Snake gourd poriyal | Snake gourd recipes | Pudalangai Poriyal | Pudalangai curry
This recipe is another example of the Tambrahm cuisine’s obsession with all manner of nondescript vegetables, to be more specific – gourds! For the uninitiated, snake gourd is also called Pudalangai in Tamil, chachinda in Hindi, although I have never heard this Hindi name in use. I have always asked for it as padwal (Marathi name) in the vegetable markets. It is a long, snake-like (duh) gourd, around 1-1.5 inches in diameter. Hollow inside, this tube-like gourd carries white spongy seeds inside that are very easy to scrape out using fingers. This is the standard procedure before you slice / chop this vegetable. Cut into manageable lengths of around 6”. Slice open lengthwise, scrape out seeds and membranes, and then slice or dice as per your need. There is also another variety that is much shorter (around 1 foot) and stouter with an ash coloured surface. The prep for both varieties is the same, but the shorter thicker variety has a slightly longer cooking time.
Snake gourd too boring for you?
The hollow tube like structure of this gourd (especially the more tender longer variety) also makes it a good candidate for stuffing. Prepare the stuffing mixture with spiced lentils, paneer, soya chunks or mashed potatoes. Stuff this into par boiled snake gourd and proceed to make the dish of your choice. You can either slit vertically and stuff the boat like pieces or stuff the tube, cut into roundels and either bake or shallow fry or dip in a besan batter and deep fry (YUM).
Coming back to this very simple recipe for pudalangai poriyal, it is a mild tasting vegetable side dish that is best paired with a sambar or rasam and rice. A generous garnish of coconut adds a lot of flavour to this dish. There are 3 ways to cook the snake gourd in this recipe. You can either boil in salted water and drain out excess water once cooked. The second method is to steam cook in the pan itself. The third method is to pressure cook, which is what I have used in my recipe. Make sure you pressure cook for a very short period (just until it reaches full pressure i.e. first whistle) turn off flame and open as soon as pressure has come down, to retain the vibrant green colour as well as to prevent it from being overcooked. Microwaving sliced snake gourd with some water in a covered bowl should also work.

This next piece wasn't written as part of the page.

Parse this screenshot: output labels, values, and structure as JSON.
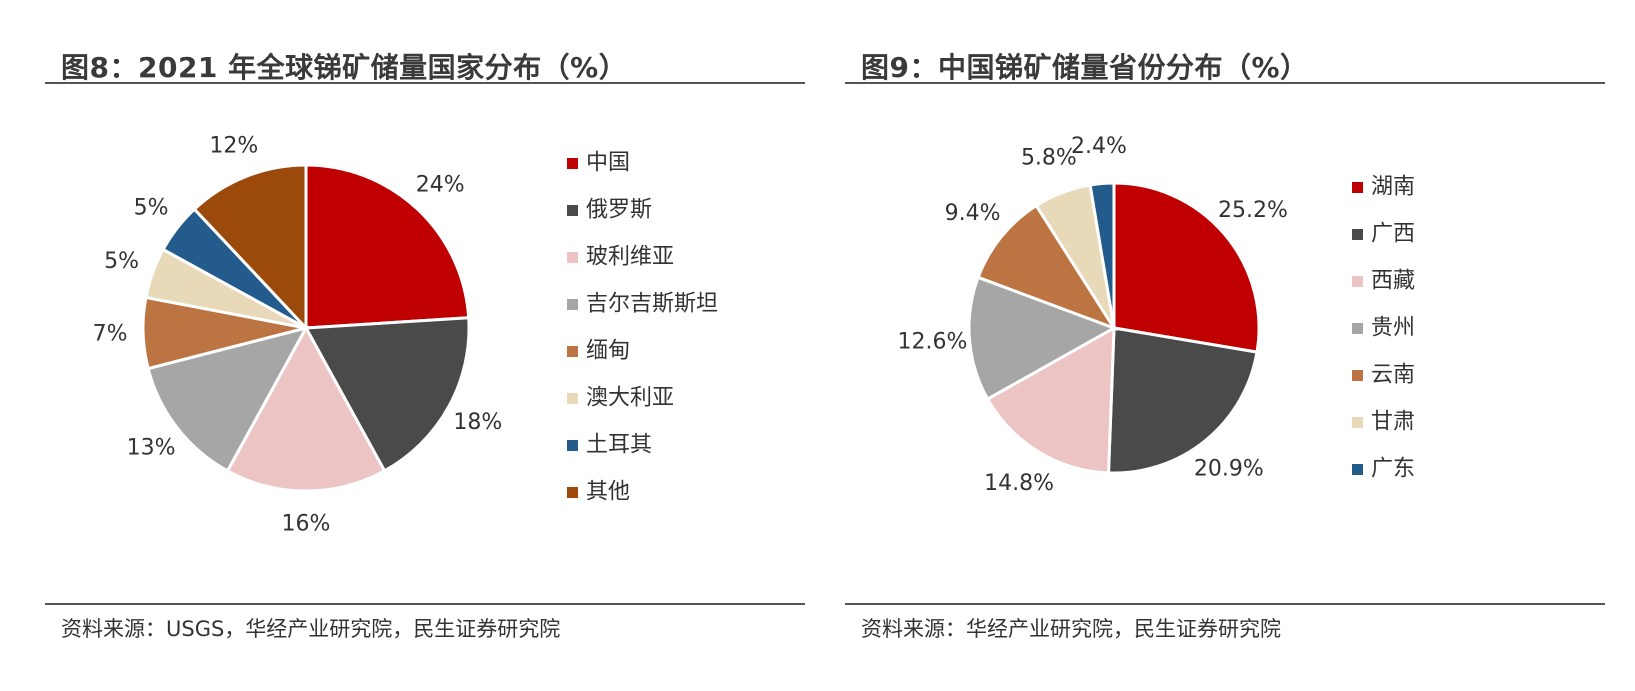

Also check: Snake gourd with lentils | Pudalangai Kootu
Snake gourd health benefits
Snake gourd, like most other gourds has a very low calorie count – just 18 calories and 3 grams carbs per 100 grams cooked portion (Nutritive value of Indian foods – National Institute of Nutrition). Pudalangai poriyal is a good low-cal vegetable dish to include in a meal. It is diabetic friendly too.
Equipment needed for Pudalangai Poriyal
- 1 small snake gourd
- 1/2 teaspoon salt
- 1 tablespoon coconut oil
- 1/2 teaspoon mustard seeds
- 2 teaspoons urad dal
- 2 dried red chillies
- 1 sprig curry leaves
- 2-3 tablespoons grated coconut
- Instead of the small variety, you can also use the longer variety of snake gourd. Slit open, scrape out seeds and slice into 1 cm thick slices, to get roughly 2.5 cups of sliced snake gourd.
- Take a small pressure cooker (1.5-2 litres). Place the sliced snake gourd in the cooker with little over 1/4 cup water and 1/2 tsp salt. Close the cooker lid with the weight on. After 1 whistle, turn off flame and release the excess pressure. Open cooker and drain any remaining water by passing the cooked vegetable through a sieve.
- Heat oil in a saute pan. Add mustard seeds, dried chillies, urad dal and curry leaves. Fry until the seeds pop, chillies turn bright red and urad dal turns golden brown.
- Add cooked and drained snake gourd slices and toss well to combine. Check for seasoning and add a pinch or two of salt if needed and stir gently to combine.
- Garnish with fresh coconut and serve hot.